Outside of the elves, the next hardest working employees of the North Pole must be the reindeer. It is clear that magic is in play to help them fly, however pulling a sleigh with billions of presents, not to mention a slightly overweight Santa, cannot be good for their backs. Indeed, they must be glad that Christmas comes only once a year as they must spend the rest of the year recovering. To help with the recovery a few good sessions of rehabilitation must be required, and the physiotherapy offered by many insurers to those that are injured would do just the trick.
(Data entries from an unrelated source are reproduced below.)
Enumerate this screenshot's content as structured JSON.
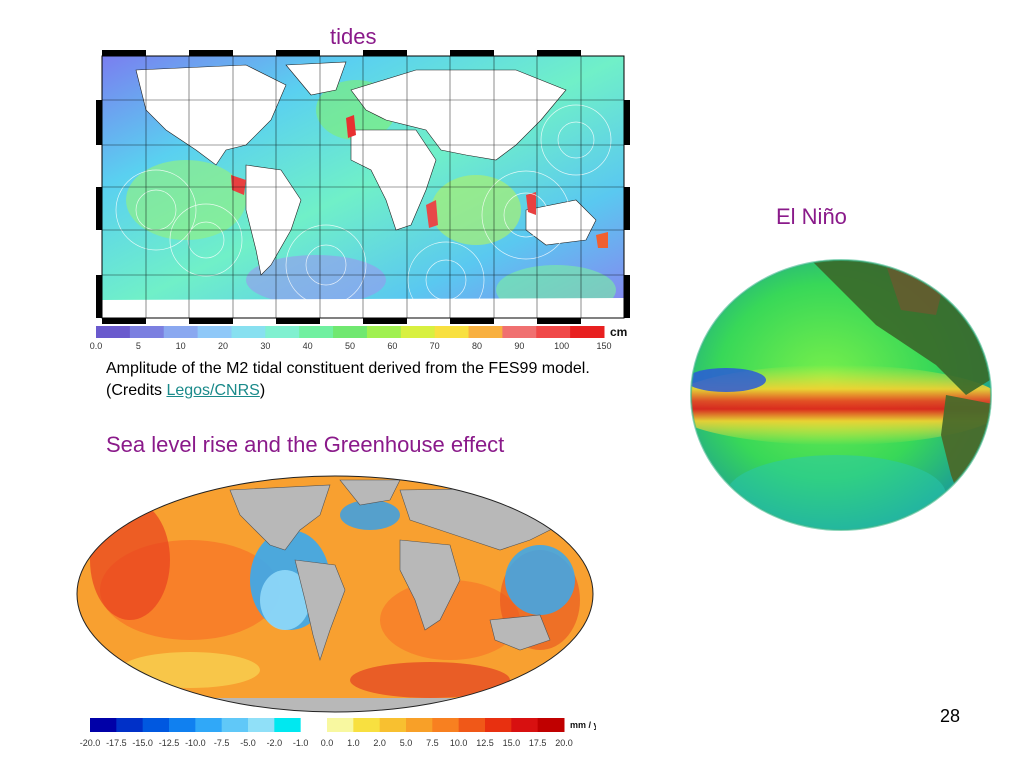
{
  "slide": {
    "tides_title": "tides",
    "elnino_title": "El Niño",
    "sea_level_title": "Sea level rise and the Greenhouse effect",
    "caption_text": "Amplitude of the M2 tidal constituent derived from the FES99 model. (Credits ",
    "caption_link": "Legos/CNRS",
    "caption_end": ")",
    "page_number": "28"
  },
  "tides_colorbar": {
    "unit": "cm",
    "ticks": [
      "0.0",
      "5",
      "10",
      "20",
      "30",
      "40",
      "50",
      "60",
      "70",
      "80",
      "90",
      "100",
      "150"
    ],
    "colors": [
      "#6a5acd",
      "#7b7fe0",
      "#8aa8f0",
      "#8fc8f8",
      "#88e0f0",
      "#80f0d0",
      "#70f0a0",
      "#70e870",
      "#a0f050",
      "#d8f040",
      "#f8e040",
      "#f8b040",
      "#f07070",
      "#f04848",
      "#e82020"
    ]
  },
  "sea_level_colorbar": {
    "unit": "mm / yr",
    "ticks": [
      "-20.0",
      "-17.5",
      "-15.0",
      "-12.5",
      "-10.0",
      "-7.5",
      "-5.0",
      "-2.0",
      "-1.0",
      "0.0",
      "1.0",
      "2.0",
      "5.0",
      "7.5",
      "10.0",
      "12.5",
      "15.0",
      "17.5",
      "20.0"
    ],
    "colors": [
      "#0000a8",
      "#0030c8",
      "#0058e0",
      "#1080f0",
      "#30a8f8",
      "#60c8f8",
      "#90e0f8",
      "#00e8f0",
      "#ffffff",
      "#f8f8a0",
      "#f8e040",
      "#f8c030",
      "#f8a028",
      "#f88020",
      "#f05818",
      "#e83010",
      "#d81010",
      "#c00000"
    ]
  }
}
With the elves and reindeer somewhat looked after we turn to the big man himself. His “ho, ho, ho” is infamous, however so is his fondness for mince pies and brandy! I have never seen Santa’s BMI stats however I would hasten a guess that it is worse on 26th December than it is when he sets off late on Christmas Eve. At some point old St Nic is going to have to work off those extra pounds and a good nutrition and fitness program could be just the thing he needs to ensure that he is fighting fit for next year’s shenanigans (he doesn’t strike me as someone that will follow Davina’s latest fitness DVD).
Perhaps the biggest problem currently facing the North Pole is global warming. There has been much press recently surrounding the deadly diseases that are being released as a result of melting ice caps and GPs may struggle to diagnose such conditions if a member of Santa’s crew was struck down. Accessing a specialist in rare diseases could be vital and the second medical opinion services offered by many insurers could save a poor elf’s life by not only helping diagnose the condition, but providing a suitable treatment plan to get them back on their feet.
Being a part of the North Pole operation must be both physically and mentally demanding, it must also be one of the most rewarding roles in world (for one day a year at least). Keeping the different elements of the workforce in good health, both physically and mentally, must be difficult but as highlighted in this insight the protection industry provides many features that could help with this.
From all of us at Protection Guru, we hope you have a fantastic festive period!